Brazil is the world's second largest producer of ethanol fuels. The Brazilian car manufacturing industry developed flexible-fuel vehicles that can run on any proportion of gasoline (E20-E25 blend) and hydrous ethanol (E100). Introduced in the market in 2003, flex vehicles became a commercial success dominating the passenger vehicle market with a 94% market share of all new cars and light vehicles sold in 2013. By mid-2010 there were 70 flex models available in the market, and as of December 2013, a total of 15 car manufacturers produce flex-fuel engines, dominating all light vehicle segments except sports cars, off-road vehicles and minivans. The cumulative production of flex-fuel cars and light commercial vehicles reached the milestone of 10 million vehicles in March 2010 and the 20 million-unit milestone was reached in June 2013. As of June 2015, flex-fuel light-duty vehicle cumulative sales totaled 25.5 million units and production of flex motorcycles totaled 4 million in March 2015. India needs to do the same even if it costs more than what it pays right now to foreign countries for its oil import, i.e. $177 billion in this endeavor. Despite having 7th largest land mass (nearly 1/6th of Russia and 1/3rd of US as well as China also), India has 2nd largest arable land area in the world, nearly equal to the US, the largest in the world. US agriculture production, employing only 2% of its population, is much more than India. Hence India can easily do what Brazil has done.

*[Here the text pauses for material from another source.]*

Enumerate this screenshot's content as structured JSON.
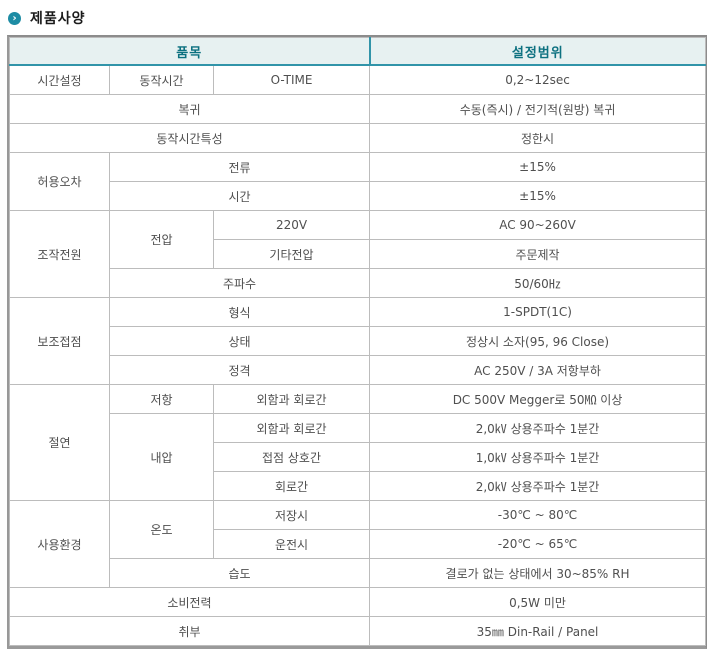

India imports consumer items like phones, furniture, water coolers, and erickshaws, to name few, mainly from China. India can easily manufacture these by doing reverse engineering which China does with everything, from phones to military aircrafts. Private firms in India may not manufacture these consumer items as they would not like to have loss making plants but the government should manufacture these by providing subsidies which China does with majority of items it manufactures. Also one manufacturing job creates additional jobs as the worker would buy consumer items like say food, clothes and car, children would go to school and he would rent or construct house, increasing spending in housing sector. Hence by importing items like furniture, country is losing these additional jobs apart from the manufacturing jobs directly associated with the item in consideration.